Geingob also reiterated that Namibia will continue to advocate for the self-determination of the people of Palestine and Western Sahara, currently under occupation.
“The 17 interconnected Sustainable Development Goals and their promise to leave no one behind by 2030, ring hollow for the peoples of Palestine and Western Sahara, who still remain under occupation,” Geingob told world leaders.
“They are left behind. As a nation that has experienced the outpouring of international solidarity during the dark days of our struggle for independence, we wish to express our continued support for the right to self-determination and freedom of the peoples of Palestine and of Western Sahara.”
Geingob said he hopes that the search for the UN secretary general special envoy for Western Sahara will be concluded very soon.

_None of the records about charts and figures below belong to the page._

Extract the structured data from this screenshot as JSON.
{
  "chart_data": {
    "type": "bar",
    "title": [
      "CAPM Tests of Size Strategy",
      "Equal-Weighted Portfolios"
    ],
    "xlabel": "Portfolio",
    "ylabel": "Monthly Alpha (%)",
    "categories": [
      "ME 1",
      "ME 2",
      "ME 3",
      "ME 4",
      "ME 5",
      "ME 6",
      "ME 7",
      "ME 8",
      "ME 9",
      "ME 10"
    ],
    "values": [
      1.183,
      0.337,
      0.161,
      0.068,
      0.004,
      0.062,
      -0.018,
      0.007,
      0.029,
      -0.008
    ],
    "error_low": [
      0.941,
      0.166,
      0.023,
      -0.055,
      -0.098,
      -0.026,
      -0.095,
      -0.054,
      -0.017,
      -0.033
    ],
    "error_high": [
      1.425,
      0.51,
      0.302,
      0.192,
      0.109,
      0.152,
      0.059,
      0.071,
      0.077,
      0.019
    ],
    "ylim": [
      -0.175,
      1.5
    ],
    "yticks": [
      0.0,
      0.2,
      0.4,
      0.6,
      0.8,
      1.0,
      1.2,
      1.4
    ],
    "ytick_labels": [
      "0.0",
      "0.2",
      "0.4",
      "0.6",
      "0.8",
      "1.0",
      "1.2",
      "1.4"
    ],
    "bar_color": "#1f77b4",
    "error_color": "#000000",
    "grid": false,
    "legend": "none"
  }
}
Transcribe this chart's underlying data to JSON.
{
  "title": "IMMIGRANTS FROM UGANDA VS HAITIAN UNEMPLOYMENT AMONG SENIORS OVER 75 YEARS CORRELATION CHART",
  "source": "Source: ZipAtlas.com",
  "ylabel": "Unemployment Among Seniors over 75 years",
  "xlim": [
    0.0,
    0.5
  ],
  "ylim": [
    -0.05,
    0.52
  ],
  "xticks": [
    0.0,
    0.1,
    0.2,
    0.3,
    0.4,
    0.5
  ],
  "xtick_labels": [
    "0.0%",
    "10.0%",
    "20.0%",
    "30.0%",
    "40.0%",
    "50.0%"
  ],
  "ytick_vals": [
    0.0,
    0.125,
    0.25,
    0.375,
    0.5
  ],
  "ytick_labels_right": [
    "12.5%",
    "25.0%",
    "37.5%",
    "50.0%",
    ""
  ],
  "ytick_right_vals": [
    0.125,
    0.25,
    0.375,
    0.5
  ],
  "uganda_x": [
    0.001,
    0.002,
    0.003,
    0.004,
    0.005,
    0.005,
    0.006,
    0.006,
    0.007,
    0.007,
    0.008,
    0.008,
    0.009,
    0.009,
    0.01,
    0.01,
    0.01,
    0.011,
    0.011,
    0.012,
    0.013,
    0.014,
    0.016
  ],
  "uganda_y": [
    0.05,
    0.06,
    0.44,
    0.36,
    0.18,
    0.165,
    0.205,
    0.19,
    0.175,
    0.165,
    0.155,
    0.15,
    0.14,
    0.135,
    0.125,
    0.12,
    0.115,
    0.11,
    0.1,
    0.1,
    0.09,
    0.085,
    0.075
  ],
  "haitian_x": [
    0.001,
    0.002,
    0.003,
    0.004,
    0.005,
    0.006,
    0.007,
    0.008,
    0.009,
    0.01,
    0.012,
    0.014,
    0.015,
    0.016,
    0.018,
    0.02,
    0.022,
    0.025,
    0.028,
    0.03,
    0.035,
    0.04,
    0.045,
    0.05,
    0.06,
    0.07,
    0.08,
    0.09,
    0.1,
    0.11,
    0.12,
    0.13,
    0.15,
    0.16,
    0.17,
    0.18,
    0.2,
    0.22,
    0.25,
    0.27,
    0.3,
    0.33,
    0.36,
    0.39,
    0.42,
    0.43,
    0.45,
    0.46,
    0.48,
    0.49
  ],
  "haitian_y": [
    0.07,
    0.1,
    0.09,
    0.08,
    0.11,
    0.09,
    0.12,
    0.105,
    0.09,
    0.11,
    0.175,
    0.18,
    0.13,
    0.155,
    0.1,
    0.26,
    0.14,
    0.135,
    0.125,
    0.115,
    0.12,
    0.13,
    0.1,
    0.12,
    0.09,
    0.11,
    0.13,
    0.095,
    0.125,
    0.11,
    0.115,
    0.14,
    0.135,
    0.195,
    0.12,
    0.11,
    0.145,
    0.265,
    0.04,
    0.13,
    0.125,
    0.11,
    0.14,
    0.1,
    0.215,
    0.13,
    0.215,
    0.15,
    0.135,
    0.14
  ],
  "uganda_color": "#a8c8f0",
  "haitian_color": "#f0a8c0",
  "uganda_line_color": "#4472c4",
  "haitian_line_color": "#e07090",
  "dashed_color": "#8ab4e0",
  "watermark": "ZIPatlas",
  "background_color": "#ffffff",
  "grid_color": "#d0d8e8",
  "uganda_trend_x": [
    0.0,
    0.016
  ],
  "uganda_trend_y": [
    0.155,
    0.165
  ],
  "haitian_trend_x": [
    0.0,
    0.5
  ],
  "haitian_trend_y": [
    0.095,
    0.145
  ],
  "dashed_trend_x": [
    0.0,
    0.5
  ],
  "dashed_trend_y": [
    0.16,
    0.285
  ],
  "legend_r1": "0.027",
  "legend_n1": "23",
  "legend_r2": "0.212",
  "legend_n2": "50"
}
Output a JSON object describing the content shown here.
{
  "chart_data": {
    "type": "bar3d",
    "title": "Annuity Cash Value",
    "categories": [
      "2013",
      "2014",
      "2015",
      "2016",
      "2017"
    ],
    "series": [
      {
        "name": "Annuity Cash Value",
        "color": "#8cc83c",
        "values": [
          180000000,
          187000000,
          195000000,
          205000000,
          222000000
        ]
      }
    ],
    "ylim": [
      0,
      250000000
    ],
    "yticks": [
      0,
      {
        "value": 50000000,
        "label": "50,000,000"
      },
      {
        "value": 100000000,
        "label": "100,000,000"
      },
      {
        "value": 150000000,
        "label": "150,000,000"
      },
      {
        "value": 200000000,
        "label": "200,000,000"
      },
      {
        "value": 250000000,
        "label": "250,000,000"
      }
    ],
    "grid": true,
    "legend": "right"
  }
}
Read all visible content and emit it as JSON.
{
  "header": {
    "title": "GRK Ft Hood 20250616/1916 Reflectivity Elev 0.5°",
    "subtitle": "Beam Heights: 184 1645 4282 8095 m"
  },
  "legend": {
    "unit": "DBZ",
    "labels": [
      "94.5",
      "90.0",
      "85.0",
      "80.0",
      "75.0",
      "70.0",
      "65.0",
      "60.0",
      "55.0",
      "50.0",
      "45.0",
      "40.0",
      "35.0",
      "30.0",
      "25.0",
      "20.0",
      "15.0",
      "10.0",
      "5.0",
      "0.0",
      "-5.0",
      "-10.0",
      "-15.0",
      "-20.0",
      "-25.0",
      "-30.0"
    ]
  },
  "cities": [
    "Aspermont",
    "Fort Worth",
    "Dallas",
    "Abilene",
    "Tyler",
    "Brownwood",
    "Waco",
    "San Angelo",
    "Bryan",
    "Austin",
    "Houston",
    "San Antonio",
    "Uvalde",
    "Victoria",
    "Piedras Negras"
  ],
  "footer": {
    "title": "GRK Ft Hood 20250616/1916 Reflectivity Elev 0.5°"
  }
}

In support of the pursuit of economic development, unity and prosperity for Namibia’s sister country Zimbabwe, Geingob once again call on the lifting of sanctions imposed on Zimbabwe.
He said Zimbabwe’s President Emmerson Mnangagwa has been pursuing reforms that will enable the people of that country to get on a path of sustainable development and peace.
“The continued sanctions on Zimbabwe undermine these efforts to develop the people of Zimbabwe,” he said.
Furthermore, Geingob reiterated Namibia’s deep concern over the continuation of the extraterritorial economic, financial and commercial embargo imposed on the people of Cuba.
“We continue to express our support for the government and people of Cuba and call for the unconditional lifting of the embargo, and for respect of the sovereignty of Cuba,” he said.